The Natural Method is a family of language teaching approaches originating in the late 19th century that sought to replicate the way children acquire their first language — through direct, meaning-focused interaction in the target language rather than through grammar rules, translation, or rote memorization. The term encompasses several related movements, most notably the work of François Gouin and the Direct Method championed by Maximilian Berlitz.

Not to be confused with: The Natural Approach, a distinct 1980s method developed by Stephen Krashen and Tracy Terrell based on Krashen’s Input Hypothesis.


In-Depth Explanation

Historical Context

By the mid-1800s, the dominant Grammar-Translation Method taught languages through grammatical rules, written translation exercises, and classical literary texts. Students could parse Latin sentences but couldn’t hold a conversation. Reformers argued this was backwards — children learn to speak first, without rules, by being immersed in meaning.

Key Principles

The Natural Method and its variants shared core convictions:

  1. No translation: The target language is used exclusively in the classroom from day one
  2. No explicit grammar rules: Grammar is induced naturally from exposure and use, not taught deductively
  3. Oral primacy: Speaking and listening come before reading and writing
  4. Direct association: New vocabulary is taught through objects, pictures, gestures, and context — meaning is connected directly to the L2 word, bypassing the L1
  5. Everyday language: Practical, conversational language takes priority over literary texts

François Gouin’s Series Method

Gouin (1880) observed that children narrate sequences of actions (“I walk to the door, I open the door, I go through the door…”) and built a method around teaching language through action sequences, reflecting the natural narrative impulse.
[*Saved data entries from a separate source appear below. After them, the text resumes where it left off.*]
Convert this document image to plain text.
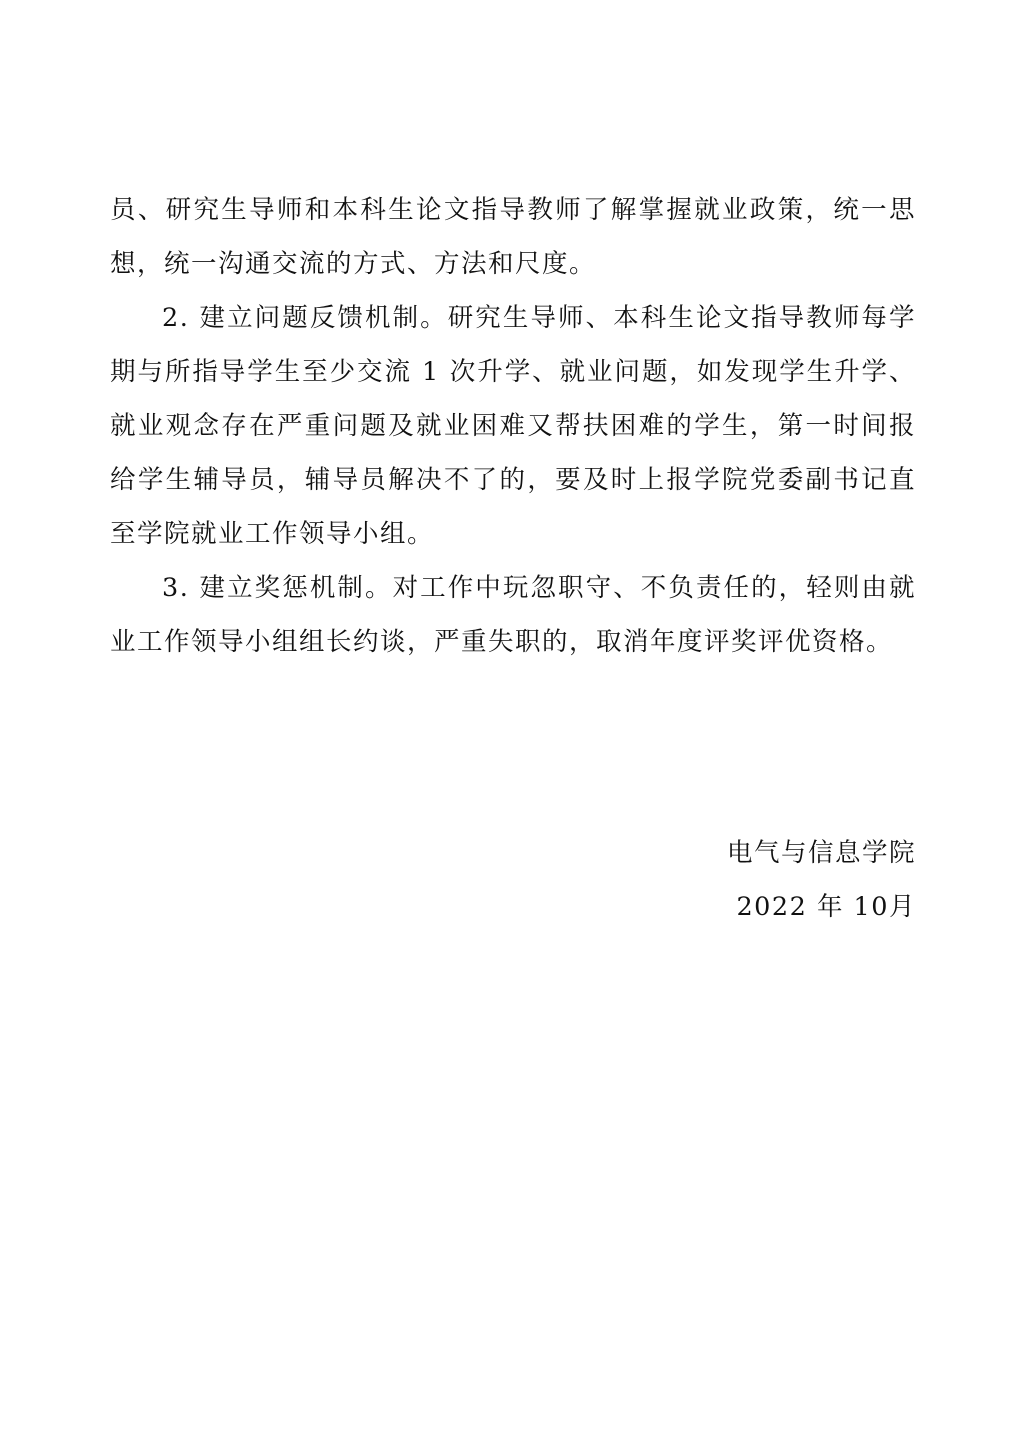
员、研究生导师和本科生论文指导教师了解掌握就业政策，统一思想，统一沟通交流的方式、方法和尺度。

2. 建立问题反馈机制。研究生导师、本科生论文指导教师每学期与所指导学生至少交流 1 次升学、就业问题，如发现学生升学、就业观念存在严重问题及就业困难又帮扶困难的学生，第一时间报给学生辅导员，辅导员解决不了的，要及时上报学院党委副书记直至学院就业工作领导小组。

3. 建立奖惩机制。对工作中玩忽职守、不负责任的，轻则由就业工作领导小组组长约谈，严重失职的，取消年度评奖评优资格。

电气与信息学院
2022 年 10月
His work influenced later methodologies but was overshadowed by Berlitz’s commercial success.

The Direct Method (Berlitz)

The most commercially successful version, the Berlitz method used native-speaker teachers, immersive classroom environments, and carefully sequenced oral lessons. By 1900, Berlitz schools operated worldwide. The method’s principles directly informed later Communicative Language Teaching and immersion approaches.

Legacy

The Natural Method’s core insight — that language is best learned through meaningful, comprehensible communication rather than abstract rule memorization — was vindicated by subsequent research on comprehensible input, the Input Hypothesis, and modern immersion-based approaches. It stands as the historical ancestor of today’s input-focused and communicative methods.